When you create a patch from a solution the system will create an empty solution tied to the base solution. You can then include only the parts you would need rather than having the whole solution. This will increase deployment speed but brings other downsides (which will be explained later).

As mentioned a patch is tied to a base solution, to be more specific even to a certain version of it. This means the source environment and the target environment need to have the same version of the base solution installed to be able to install a patch.

Whenever you create or install a new version of the base solution all patches will be rolled up into the base solution.

Use case

Imagine you have your solution live in production, started development of new features already and a bug is detected. You can't do a full deployment since you would deploy changes that aren't tested or approved yet. In this case, you could create a patch, only containing your hotfix, and deploy that.

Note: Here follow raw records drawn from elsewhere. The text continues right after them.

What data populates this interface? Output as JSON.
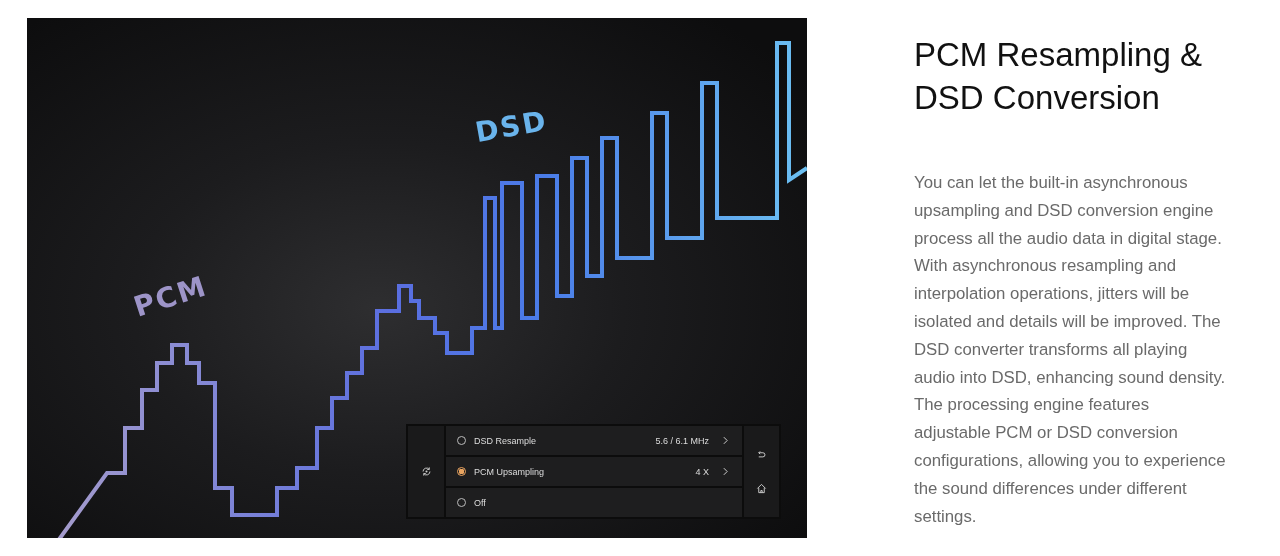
{
  "image": {
    "labels": [
      {
        "text": "PCM"
      },
      {
        "text": "DSD"
      }
    ]
  },
  "panel": {
    "options": [
      {
        "label": "DSD Resample",
        "value": "5.6 / 6.1 MHz",
        "selected": false,
        "chevron": true
      },
      {
        "label": "PCM Upsampling",
        "value": "4 X",
        "selected": true,
        "chevron": true
      },
      {
        "label": "Off",
        "selected": false,
        "chevron": false
      }
    ]
  },
  "heading": "PCM Resampling & DSD Conversion",
  "body": "You can let the built-in asynchronous upsampling and DSD conversion engine process all the audio data in digital stage. With asynchronous resampling and interpolation operations, jitters will be isolated and details will be improved. The DSD converter transforms all playing audio into DSD, enhancing sound density. The processing engine features adjustable PCM or DSD conversion configurations, allowing you to experience the sound differences under different settings."
}
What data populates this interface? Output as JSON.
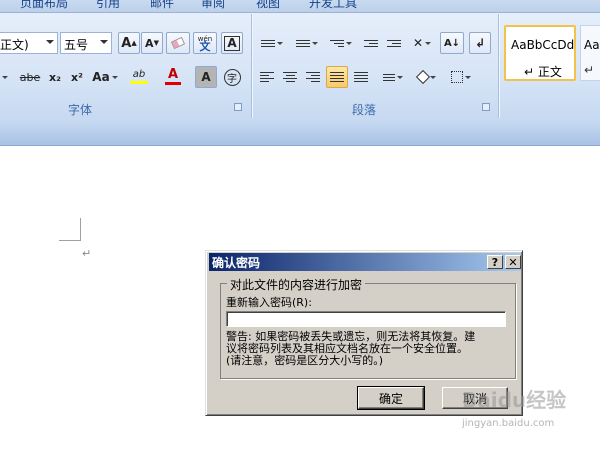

Another problem could arise though. Usually, the version of your solution has been changed already when you come to that point, which makes the created patch unusable (because of the mentioned version constraints). A solution to that would be a hotfix environment that contains the same version of your solution as production. Either you have this environment always running or create it when needed from an unmanaged solution which should be stored in your repo (see ALM).

ALM

As mentioned there are restrictions when it comes to the solution version. Another problem with ALM and patches is that every patch has a unique name which makes it hard to automate the export of it. Those reasons make it nearly impossible to handle patches in an automated ALM process. Patches are therefore mostly usable when handled manually in certain limited use cases.